Father. Yes indeed, it is good, my child! For otherwise we could not, and dare not use them according to our will, in order to receive our food and other conveniences through them. But yet this was the view with which God created animals; and therefore, when the Lord made the first man, he said: "Reign over the fish in the sea, over the birds under the heavens, over the cattle, and the whole earth." That is, use them according to your free-will, for your food, and for .the preservation and comfort of life.

Child. Then the animals are badly off, if God has not given them reason?

Father. They are not so happy as we are: they are not created for eternal life. But God has provided them with something instead of reason, so that whilst they live, they enjoy much good. They have faculties that are necessary for the preservation of their lives.

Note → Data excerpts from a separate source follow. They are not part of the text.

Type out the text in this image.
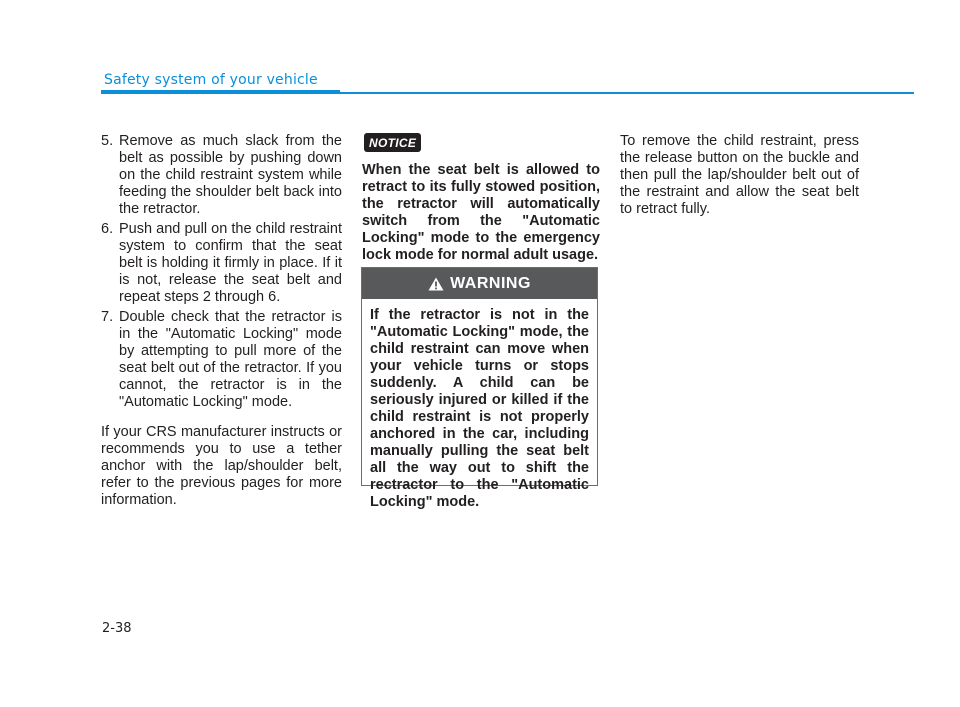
Safety system of your vehicle
5. Remove as much slack from the belt as possible by pushing down on the child restraint system while feeding the shoulder belt back into the retractor.
6. Push and pull on the child restraint system to confirm that the seat belt is holding it firmly in place. If it is not, release the seat belt and repeat steps 2 through 6.
7. Double check that the retractor is in the "Automatic Locking" mode by attempting to pull more of the seat belt out of the retractor. If you cannot, the retractor is in the "Automatic Locking" mode.
If your CRS manufacturer instructs or recommends you to use a tether anchor with the lap/shoulder belt, refer to the previous pages for more information.
NOTICE
When the seat belt is allowed to retract to its fully stowed position, the retractor will automatically switch from the "Automatic Locking" mode to the emergency lock mode for normal adult usage.
WARNING
If the retractor is not in the "Automatic Locking" mode, the child restraint can move when your vehicle turns or stops suddenly. A child can be seriously injured or killed if the child restraint is not properly anchored in the car, including manually pulling the seat belt all the way out to shift the rectractor to the "Automatic Locking" mode.
To remove the child restraint, press the release button on the buckle and then pull the lap/shoulder belt out of the restraint and allow the seat belt to retract fully.
2-38
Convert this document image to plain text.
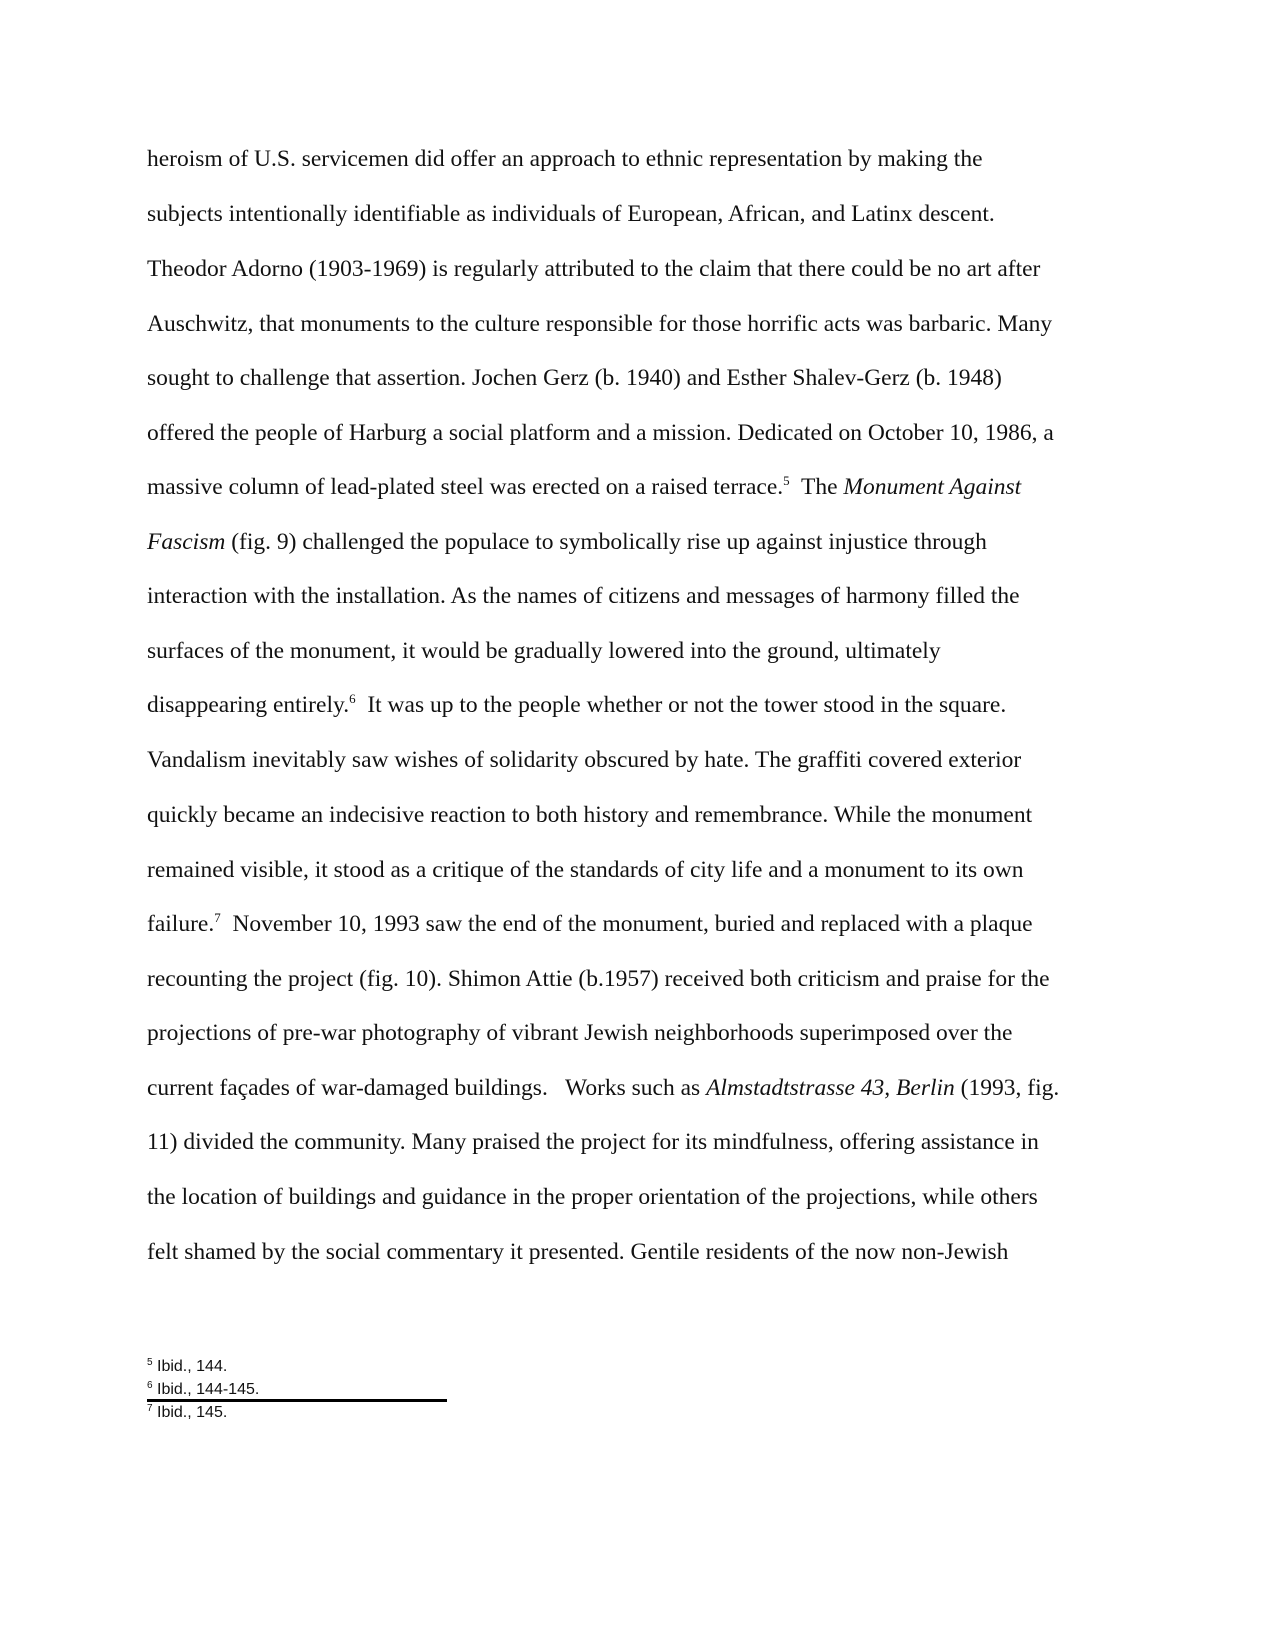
heroism of U.S. servicemen did offer an approach to ethnic representation by making the
subjects intentionally identifiable as individuals of European, African, and Latinx descent.
Theodor Adorno (1903-1969) is regularly attributed to the claim that there could be no art after
Auschwitz, that monuments to the culture responsible for those horrific acts was barbaric. Many
sought to challenge that assertion. Jochen Gerz (b. 1940) and Esther Shalev-Gerz (b. 1948)
offered the people of Harburg a social platform and a mission. Dedicated on October 10, 1986, a
massive column of lead-plated steel was erected on a raised terrace.$^5$  The Monument Against
Fascism (fig. 9) challenged the populace to symbolically rise up against injustice through
interaction with the installation. As the names of citizens and messages of harmony filled the
surfaces of the monument, it would be gradually lowered into the ground, ultimately
disappearing entirely.$^6$  It was up to the people whether or not the tower stood in the square.
Vandalism inevitably saw wishes of solidarity obscured by hate. The graffiti covered exterior
quickly became an indecisive reaction to both history and remembrance. While the monument
remained visible, it stood as a critique of the standards of city life and a monument to its own
failure.$^7$  November 10, 1993 saw the end of the monument, buried and replaced with a plaque
recounting the project (fig. 10). Shimon Attie (b.1957) received both criticism and praise for the
projections of pre-war photography of vibrant Jewish neighborhoods superimposed over the
current façades of war-damaged buildings.   Works such as Almstadtstrasse 43, Berlin (1993, fig.
11) divided the community. Many praised the project for its mindfulness, offering assistance in
the location of buildings and guidance in the proper orientation of the projections, while others
felt shamed by the social commentary it presented. Gentile residents of the now non-Jewish
$^5$ Ibid., 144.
$^6$ Ibid., 144-145.
$^7$ Ibid., 145.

Child. What faculties? Father. I will tell you much of that in future.

Child. Tell me now.

Father. As I told you before, you cannot comprehend all this at present. Yet, hear something of the wonders of God in animals. How much pains must men take before they can teach a child to walk! Animals, as soon as they come into the world and their bones can support them, can run directly. Ducklings are not obliged to learn to swim: they bring this ability into the world. The spider never received instruction in spinning a web; yet it prepares a very ingenious yarn; catches flies in it; eats part of them, when it is hungry, and then wraps up and reserves the remainder. All animals naturally know where to seek for their food, and the manner of finding it. They know, without instruction, what is good or bad, wholesome or unwholesome. They prepare their holes and nests in the most convenient places; they know how to escape from their enemies with dexterity; they use their horns and claws in the best manner for their defence; they heal themselves when they are wounded; clean themselves and remove the dead from

their society. Fish lay their eggs in the mud on the shore, where the sun can best hatch them: many worms and flies lay them in little holes of trees, or in the skin of some animals; or bury them in the earth, and lay a little food with them, so that, when the young animal creeps out, it. may have something to eat directly. Some birds, for which our winter is too cold, go far away over the sea, to warm countries; different kinds of flies and beetles bury themselves in deep mud, or in old walls, sleep through the winter, and awake in spring to new life. Thus every animal knows, by a natural good arrangement, without reason, what it must do to preserve life, to produce its young, and guard against that which is hurtful. How good is God, who has taken such kind care for irrational creatures, who . has prepared every thing for the preservation of their lives; who has formed and arranged them so that they enjoy their food with pleasure. For, surely, my child, it must be pleasant to the animals when they take their food. Is it not agreeable to you, when you satisfy your hunger with good food? Child. Yes.